Not trying to talk you out of considering PowerBASIC, not at all! It's
a great langauge, and definitely one any BASIC programmer should be
aware of. But this seems like taking a sledgehammer to an ant, given
the information you've offered.
--
.NET: It's About Trust!
http://vfred.mvps.org
hutch--
2010-12-06 03:30:30 UTC
Permalink
NadCixelsyd,

I have used PBCC since it was introduced years ago and it is a good
tool if you know your way around it. Its like anything else, the more
you know about it the better results you get and with old DOS code its
usually faster to simply rewrite it than port it. The PBCC classic
version is very cheap last I heard so you probably won't go bust
buying it. Too much to describe here but its capable of producing very
fast code if you know how to write it and it has an excellent inline
assembler if you know what you are doing there. The later version has
larger capacity and some additional runtime library functions but as
an introduction the classic PBCC compiler will keep you out of trouble
for a long time to come.

hutch.
Robert Wolfe
2011-11-05 03:51:02 UTC
Permalink
Post by hutch--
NadCixelsyd,
I have used PBCC since it was introduced years ago and it is a good
tool if you know your way around it. Its like anything else, the more
you know about it the better results you get and with old DOS code its
usually faster to simply rewrite it than port it. The PBCC classic
version is very cheap last I heard so you probably won't go bust
buying it.

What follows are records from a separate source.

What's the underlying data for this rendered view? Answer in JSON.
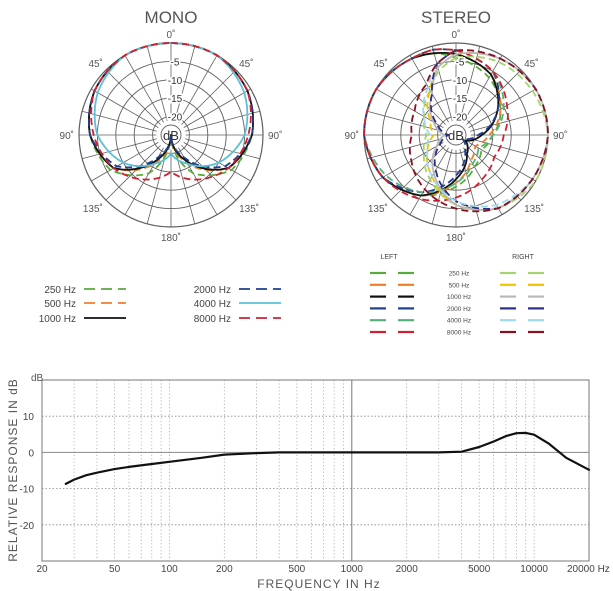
{
  "colors": {
    "grid": "#606060",
    "text": "#555555",
    "c250": "#5aaa3c",
    "c500": "#f07d2a",
    "c1000": "#111111",
    "c2000": "#1f3f90",
    "c4000": "#5bc0d8",
    "c8000": "#d32030",
    "stereo_right_250": "#a6d46e",
    "stereo_right_500": "#f2c200",
    "stereo_right_1000": "#b8b8b8",
    "stereo_right_2000": "#2a2f8c",
    "stereo_right_4000": "#9ed8ee",
    "stereo_right_8000": "#8a1020",
    "stereo_left_4000": "#58b07a"
  },
  "chart_data": [
    {
      "type": "polar",
      "title": "MONO",
      "center_label": "dB",
      "radial_labels": [
        "-5",
        "-10",
        "-15",
        "-20"
      ],
      "angle_labels": [
        "0˚",
        "45˚",
        "90˚",
        "135˚",
        "180˚",
        "135˚",
        "90˚",
        "45˚"
      ],
      "rlim": [
        -25,
        0
      ],
      "series": [
        {
          "name": "250 Hz",
          "color_key": "c250",
          "dashed": true,
          "angles": [
            0,
            30,
            60,
            90,
            120,
            150,
            180,
            210,
            240,
            270,
            300,
            330,
            345
          ],
          "values": [
            0,
            0,
            -1,
            -3,
            -6,
            -13,
            -25,
            -13,
            -6,
            -3,
            -1,
            0,
            0
          ]
        },
        {
          "name": "500 Hz",
          "color_key": "c500",
          "dashed": true,
          "angles": [
            0,
            30,
            60,
            90,
            120,
            150,
            180,
            210,
            240,
            270,
            300,
            330,
            345
          ],
          "values": [
            0,
            0,
            -1,
            -3,
            -7,
            -16,
            -25,
            -16,
            -7,
            -3,
            -1,
            0,
            0
          ]
        },
        {
          "name": "1000 Hz",
          "color_key": "c1000",
          "dashed": false,
          "angles": [
            0,
            30,
            60,
            90,
            120,
            150,
            180,
            210,
            240,
            270,
            300,
            330,
            345
          ],
          "values": [
            0,
            0,
            -1,
            -3,
            -7,
            -17,
            -25,
            -17,
            -7,
            -3,
            -1,
            0,
            0
          ]
        },
        {
          "name": "2000 Hz",
          "color_key": "c2000",
          "dashed": true,
          "angles": [
            0,
            30,
            60,
            90,
            120,
            150,
            180,
            210,
            240,
            270,
            300,
            330,
            345
          ],
          "values": [
            0,
            0,
            -1,
            -3,
            -8,
            -18,
            -25,
            -18,
            -8,
            -3,
            -1,
            0,
            0
          ]
        },
        {
          "name": "4000 Hz",
          "color_key": "c4000",
          "dashed": false,
          "angles": [
            0,
            30,
            60,
            90,
            120,
            150,
            180,
            210,
            240,
            270,
            300,
            330,
            345
          ],
          "values": [
            0,
            0,
            -2,
            -5,
            -10,
            -16,
            -20,
            -16,
            -10,
            -5,
            -2,
            0,
            0
          ]
        },
        {
          "name": "8000 Hz",
          "color_key": "c8000",
          "dashed": true,
          "angles": [
            0,
            30,
            60,
            90,
            120,
            150,
            180,
            210,
            240,
            270,
            300,
            330,
            345
          ],
          "values": [
            0,
            0,
            -1,
            -4,
            -7,
            -11,
            -15,
            -11,
            -7,
            -4,
            -1,
            0,
            0
          ]
        }
      ],
      "legend": [
        {
          "label": "250 Hz",
          "color_key": "c250",
          "dashed": true
        },
        {
          "label": "500 Hz",
          "color_key": "c500",
          "dashed": true
        },
        {
          "label": "1000 Hz",
          "color_key": "c1000",
          "dashed": false
        },
        {
          "label": "2000 Hz",
          "color_key": "c2000",
          "dashed": true
        },
        {
          "label": "4000 Hz",
          "color_key": "c4000",
          "dashed": false
        },
        {
          "label": "8000 Hz",
          "color_key": "c8000",
          "dashed": true
        }
      ]
    },
    {
      "type": "polar",
      "title": "STEREO",
      "center_label": "dB",
      "radial_labels": [
        "-5",
        "-10",
        "-15",
        "-20"
      ],
      "angle_labels": [
        "0˚",
        "45˚",
        "90˚",
        "135˚",
        "180˚",
        "135˚",
        "90˚",
        "45˚"
      ],
      "rlim": [
        -25,
        0
      ],
      "series": [
        {
          "name": "LEFT 250 Hz",
          "color_key": "c250",
          "dashed": true,
          "angles": [
            0,
            30,
            60,
            90,
            120,
            150,
            180,
            210,
            240,
            270,
            300,
            330,
            345
          ],
          "values": [
            -4,
            -7,
            -11,
            -15,
            -17,
            -15,
            -11,
            -6,
            -2,
            0,
            0,
            -1,
            -2
          ]
        },
        {
          "name": "LEFT 500 Hz",
          "color_key": "c500",
          "dashed": true,
          "angles": [
            0,
            30,
            60,
            90,
            120,
            150,
            180,
            210,
            240,
            270,
            300,
            330,
            345
          ],
          "values": [
            -3,
            -6,
            -11,
            -16,
            -19,
            -17,
            -12,
            -6,
            -2,
            0,
            0,
            -1,
            -2
          ]
        },
        {
          "name": "LEFT 1000 Hz",
          "color_key": "c1000",
          "dashed": false,
          "angles": [
            0,
            30,
            60,
            90,
            120,
            150,
            180,
            210,
            240,
            270,
            300,
            330,
            345
          ],
          "values": [
            -3,
            -6,
            -12,
            -18,
            -22,
            -19,
            -13,
            -6,
            -2,
            0,
            0,
            -1,
            -2
          ]
        },
        {
          "name": "LEFT 2000 Hz",
          "color_key": "c2000",
          "dashed": true,
          "angles": [
            0,
            30,
            60,
            90,
            120,
            150,
            180,
            210,
            240,
            270,
            300,
            330,
            345
          ],
          "values": [
            -2,
            -5,
            -12,
            -19,
            -23,
            -20,
            -14,
            -7,
            -2,
            0,
            0,
            -1,
            -1
          ]
        },
        {
          "name": "LEFT 4000 Hz",
          "color_key": "stereo_left_4000",
          "dashed": true,
          "angles": [
            0,
            30,
            60,
            90,
            120,
            150,
            180,
            210,
            240,
            270,
            300,
            330,
            345
          ],
          "values": [
            -2,
            -5,
            -10,
            -15,
            -18,
            -16,
            -12,
            -7,
            -3,
            0,
            0,
            -1,
            -1
          ]
        },
        {
          "name": "LEFT 8000 Hz",
          "color_key": "c8000",
          "dashed": true,
          "angles": [
            0,
            30,
            60,
            90,
            120,
            150,
            180,
            210,
            240,
            270,
            300,
            330,
            345
          ],
          "values": [
            -2,
            -5,
            -9,
            -12,
            -13,
            -11,
            -8,
            -5,
            -2,
            0,
            0,
            -1,
            -1
          ]
        },
        {
          "name": "RIGHT 250 Hz",
          "color_key": "stereo_right_250",
          "dashed": true,
          "angles": [
            0,
            30,
            60,
            90,
            120,
            150,
            180,
            210,
            240,
            270,
            300,
            330,
            345
          ],
          "values": [
            -4,
            -2,
            -1,
            0,
            0,
            -2,
            -6,
            -11,
            -15,
            -17,
            -15,
            -11,
            -7
          ]
        },
        {
          "name": "RIGHT 500 Hz",
          "color_key": "stereo_right_500",
          "dashed": true,
          "angles": [
            0,
            30,
            60,
            90,
            120,
            150,
            180,
            210,
            240,
            270,
            300,
            330,
            345
          ],
          "values": [
            -3,
            -1,
            0,
            0,
            -1,
            -2,
            -6,
            -12,
            -16,
            -19,
            -17,
            -11,
            -6
          ]
        },
        {
          "name": "RIGHT 1000 Hz",
          "color_key": "stereo_right_1000",
          "dashed": false,
          "angles": [
            0,
            30,
            60,
            90,
            120,
            150,
            180,
            210,
            240,
            270,
            300,
            330,
            345
          ],
          "values": [
            -3,
            -1,
            0,
            0,
            -1,
            -2,
            -6,
            -13,
            -19,
            -22,
            -18,
            -12,
            -6
          ]
        },
        {
          "name": "RIGHT 2000 Hz",
          "color_key": "stereo_right_2000",
          "dashed": true,
          "angles": [
            0,
            30,
            60,
            90,
            120,
            150,
            180,
            210,
            240,
            270,
            300,
            330,
            345
          ],
          "values": [
            -2,
            -1,
            0,
            0,
            -1,
            -2,
            -7,
            -14,
            -20,
            -23,
            -19,
            -12,
            -5
          ]
        },
        {
          "name": "RIGHT 4000 Hz",
          "color_key": "stereo_right_4000",
          "dashed": true,
          "angles": [
            0,
            30,
            60,
            90,
            120,
            150,
            180,
            210,
            240,
            270,
            300,
            330,
            345
          ],
          "values": [
            -2,
            -1,
            0,
            0,
            -1,
            -3,
            -7,
            -12,
            -16,
            -18,
            -15,
            -10,
            -5
          ]
        },
        {
          "name": "RIGHT 8000 Hz",
          "color_key": "stereo_right_8000",
          "dashed": true,
          "angles": [
            0,
            30,
            60,
            90,
            120,
            150,
            180,
            210,
            240,
            270,
            300,
            330,
            345
          ],
          "values": [
            -2,
            -1,
            0,
            0,
            -1,
            -2,
            -5,
            -8,
            -11,
            -13,
            -12,
            -9,
            -5
          ]
        }
      ],
      "legend": {
        "left_header": "LEFT",
        "right_header": "RIGHT",
        "rows": [
          {
            "label": "250 Hz",
            "left_color_key": "c250",
            "right_color_key": "stereo_right_250"
          },
          {
            "label": "500 Hz",
            "left_color_key": "c500",
            "right_color_key": "stereo_right_500"
          },
          {
            "label": "1000 Hz",
            "left_color_key": "c1000",
            "right_color_key": "stereo_right_1000"
          },
          {
            "label": "2000 Hz",
            "left_color_key": "c2000",
            "right_color_key": "stereo_right_2000"
          },
          {
            "label": "4000 Hz",
            "left_color_key": "stereo_left_4000",
            "right_color_key": "stereo_right_4000"
          },
          {
            "label": "8000 Hz",
            "left_color_key": "c8000",
            "right_color_key": "stereo_right_8000"
          }
        ]
      }
    },
    {
      "type": "line",
      "xscale": "log",
      "xlabel": "FREQUENCY IN Hz",
      "ylabel": "RELATIVE RESPONSE IN dB",
      "yunit": "dB",
      "xlim": [
        20,
        20000
      ],
      "ylim": [
        -30,
        20
      ],
      "x_tick_values": [
        20,
        50,
        100,
        200,
        500,
        1000,
        2000,
        5000,
        10000,
        20000
      ],
      "x_tick_labels": [
        "20",
        "50",
        "100",
        "200",
        "500",
        "1000",
        "2000",
        "5000",
        "10000",
        "20000 Hz"
      ],
      "y_tick_values": [
        10,
        0,
        -10,
        -20
      ],
      "y_tick_labels": [
        "10",
        "0",
        "-10",
        "-20"
      ],
      "grid": true,
      "series": [
        {
          "color_key": "c1000",
          "x": [
            27,
            30,
            35,
            40,
            50,
            60,
            80,
            100,
            150,
            200,
            300,
            400,
            500,
            700,
            1000,
            1500,
            2000,
            3000,
            4000,
            5000,
            6000,
            7000,
            8000,
            9000,
            10000,
            12000,
            15000,
            20000
          ],
          "y": [
            -8.7,
            -7.5,
            -6.3,
            -5.6,
            -4.6,
            -4.0,
            -3.2,
            -2.6,
            -1.5,
            -0.6,
            -0.2,
            0,
            0,
            0,
            0,
            0,
            0,
            0,
            0.2,
            1.5,
            3.0,
            4.5,
            5.3,
            5.4,
            4.9,
            2.5,
            -1.5,
            -4.8
          ]
        }
      ]
    }
  ]
}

Too much to describe here but its capable of producing very
fast code if you know how to write it and it has an excellent inline
assembler if you know what you are doing there. The later version has
larger capacity and some additional runtime library functions but as
an introduction the classic PBCC compiler will keep you out of trouble
for a long time to come.
hutch.
Admittedly, I bought a license to the current 6.x version after trying a
copy of the 5.x version I grabbed a while back. So far, I love it! I
am currently rewriting our office supply database at work (currently a
hacked together Oracle-Access 2007 job) in PBCC 6 and from what I have
released so far, those that use the application like it far better than
the sticky point-and-clickiness of the old hackjob :)
John H. Guillory
2012-04-10 01:41:17 UTC
Permalink
Post by Robert Wolfe
Admittedly, I bought a license to the current 6.x version after trying a
copy of the 5.x version I grabbed a while back. So far, I love it! I
am currently rewriting our office supply database at work (currently a
hacked together Oracle-Access 2007 job) in PBCC 6 and from what I have
released so far, those that use the application like it far better than
the sticky point-and-clickiness of the old hackjob :)
Get PowerSync SQL Tools 3.0 and possibly PowerBasic 10.0. I have PBCC
5.0 and PB 8.0-10.0 with SQLTools 2.0 and 3.0. With SQL Tools 3.0 and
PB 10, you can have all the database libraries builtin to the EXE
files with no external files except the database itself. Use any
database software the client has on their computer!